O programa etnomatemática

As escolas têm características e modos de operar próprios, já que estão inseridas em realidades socioeconómicas e culturais diferentes, com populações escolares distintas. No entanto, na sua organização está presente um conjunto significativo de características comuns, resultado da história dos sistemas educativos. A denominada “gramática da escola” (Barroso, 1999, 2003; Formosinho & Machado, 2008; Gimeno Sacristán, 2008; Tyack & Cuban, 1995) tem inscrita a forma como se “divide o espaço e o tempo, se classifica os alunos em níveis e são dispostos por sala de aula, como se divide o conhecimento em áreas e como se atribuem classificações e prémios em resultado das evidências de aprendizagem” (Tyack & Cuban, 1995, p. 85). Trata-se da “pedagogia coletiva” (Barroso, 1999, p. 131), que tem na sua génese a uniformização de toda a estrutura educacional, a mesma que leva a que independentemente da localização da escola, das suas particularidades e especificidades, bem como dos interesses demonstrados pelos alunos, o professor tenda a ensinar o mesmo a todos, como se de um só se tratasse, nos mesmos períodos de tempo. É um princípio que por mais que se negue e renegue, continua na base da organização escolar e é evidente na distribuição dos alunos por turma que obedece à homogeneidade possível, quer em termos etários, quer do nível de conhecimentos, e, em certa medida, das condições socioeconómicas dos alunos. Este modelo de escola organizada em classes, que mantem uma demarcação entre o mestre que ensina e os aprendizes que ouvem sem questionarem a sua autoridade, embora tenha sido atacado desde a origem por alguns pedagogos, manteve a sua eficácia até ao momento em que a escola se abriu para todos. A massificação da escola, a inclusão escolar de todas as diferenças e peculiaridades, veio dificultar o processo de homogeneização das classes/turmas. A “escola real” (Tyack & Cuban, 1995), a escola que os alunos frequentam com os mesmos princípios de funcionamento que a que os seus pais e avós já frequentaram, e que estes têm como referência, com saberes categorizados em unidades curriculares, com um determinado número de tempos letivos por disciplina rigidamente regulados por um horário, que cadencia o ritmo das atividades desempenhadas, sem aparente articulação entre os saberes abordados em cada uma das unidades.

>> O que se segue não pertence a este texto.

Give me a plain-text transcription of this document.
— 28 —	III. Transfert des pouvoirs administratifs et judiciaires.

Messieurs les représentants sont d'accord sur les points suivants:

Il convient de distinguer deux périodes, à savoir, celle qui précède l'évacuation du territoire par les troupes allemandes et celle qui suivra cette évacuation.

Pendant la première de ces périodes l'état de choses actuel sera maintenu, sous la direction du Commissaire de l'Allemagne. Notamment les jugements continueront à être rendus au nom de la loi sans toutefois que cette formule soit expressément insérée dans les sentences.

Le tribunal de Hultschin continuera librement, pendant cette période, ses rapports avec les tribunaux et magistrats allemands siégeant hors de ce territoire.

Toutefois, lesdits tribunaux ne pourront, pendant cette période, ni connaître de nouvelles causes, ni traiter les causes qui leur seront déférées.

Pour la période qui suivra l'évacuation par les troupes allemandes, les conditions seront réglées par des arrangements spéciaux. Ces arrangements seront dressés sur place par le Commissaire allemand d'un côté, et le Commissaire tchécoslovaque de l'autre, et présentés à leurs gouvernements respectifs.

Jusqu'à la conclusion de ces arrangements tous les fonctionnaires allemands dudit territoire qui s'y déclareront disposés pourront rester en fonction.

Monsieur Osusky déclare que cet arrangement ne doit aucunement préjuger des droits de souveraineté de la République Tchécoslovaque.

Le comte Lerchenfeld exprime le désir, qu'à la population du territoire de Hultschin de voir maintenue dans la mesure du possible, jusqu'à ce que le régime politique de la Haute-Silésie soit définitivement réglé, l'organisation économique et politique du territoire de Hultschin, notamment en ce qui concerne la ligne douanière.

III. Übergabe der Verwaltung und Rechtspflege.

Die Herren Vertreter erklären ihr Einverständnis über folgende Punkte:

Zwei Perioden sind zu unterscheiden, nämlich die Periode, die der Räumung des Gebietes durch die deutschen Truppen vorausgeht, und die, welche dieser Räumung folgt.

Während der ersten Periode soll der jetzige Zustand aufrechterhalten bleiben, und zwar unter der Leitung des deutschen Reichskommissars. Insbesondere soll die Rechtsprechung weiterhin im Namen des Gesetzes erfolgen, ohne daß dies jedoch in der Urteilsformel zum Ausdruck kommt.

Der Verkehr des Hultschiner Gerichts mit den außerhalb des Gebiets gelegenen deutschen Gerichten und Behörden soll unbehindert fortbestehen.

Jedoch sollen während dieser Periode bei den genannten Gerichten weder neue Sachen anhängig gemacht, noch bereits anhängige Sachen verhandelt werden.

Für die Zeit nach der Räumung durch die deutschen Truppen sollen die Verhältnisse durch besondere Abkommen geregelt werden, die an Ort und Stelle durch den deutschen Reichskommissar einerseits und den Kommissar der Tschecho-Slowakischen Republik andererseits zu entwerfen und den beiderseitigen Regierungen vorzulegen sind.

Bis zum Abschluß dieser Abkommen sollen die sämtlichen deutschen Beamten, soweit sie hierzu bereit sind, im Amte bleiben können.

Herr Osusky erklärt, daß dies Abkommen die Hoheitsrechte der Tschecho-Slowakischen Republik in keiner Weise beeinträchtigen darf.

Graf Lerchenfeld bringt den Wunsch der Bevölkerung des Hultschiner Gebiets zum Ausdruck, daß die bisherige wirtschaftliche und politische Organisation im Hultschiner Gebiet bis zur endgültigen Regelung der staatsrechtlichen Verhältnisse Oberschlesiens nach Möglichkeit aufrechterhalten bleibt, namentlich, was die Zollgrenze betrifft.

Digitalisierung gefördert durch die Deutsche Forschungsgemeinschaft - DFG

O calendário escolar divide o percurso dos alunos em segmentos de vária ordem: o período letivo, delimitado por interrupções letivas de verão, de Natal e de Páscoa; o ano letivo, marcado pelas férias de verão; e os quatro ciclos de ensino, primeiro, segundo, terceiro e ensino secundário. Para cada um destes segmentos é estabelecido término marcado por um momento de avaliação e, nalguns casos, uma prova de exame nacional. Estes momentos de avaliação “têm a tríplice função de indicar se o indivíduo atingiu o nível estatutário, de garantir que a sua aprendizagem está em conformidade com a dos outros, e diferenciar as capacidades de cada indivíduo” (Foucault, 1977, p. 143), estando previstos «castigos» para os casos em que os resultados se afastam dos definidos como «mínimos». Esta organização dos sistemas de ensino encontra, para Foucault, espelho na organização dos quartéis, também assentes nesta lógica de séries. Aqui não para atingir um grau académico mas igualmente para progredir numa estrutura hierarquizada, a militar. Salientamos que o termo progressão é utilizado em ambas as organizações para denominar a passagem de uma série para a seguinte. Foucault salienta que ainda se podem “estabelecer séries de séries” (1977, p.143), definidoras do tempo de permanência em cada um, o que também define uma posição estatutária. Mais concretamente no ensino da matemática, não apenas estão estabelecidas as séries (períodos e anos letivos), as séries de séries (os ciclos de ensino), a avaliação no termo de cada série, com ou sem exame nacional, os castigos quando não são cumpridos objetivos mínimos, como também está enraizado um princípio de precedência, que tende a considerar que se um aluno não tem sucesso numa determinada série, dificilmente terá sucesso nas que se sucedem, ficando vulnerável à aplicação de «castigos». Neste mesmo sentido encontramos o «preconceito» de que apenas as mentes inteligentes, as de nível intelectual superior, estão aptas a seguir optar por um percurso escolar em áreas do conhecimento com uma forte componente em matemática. Os próprios professores da disciplina alimentam e acentuam a ideia de que a matemática é “misteriosa e difícil” (Kilpatrick, 1999, p. 16).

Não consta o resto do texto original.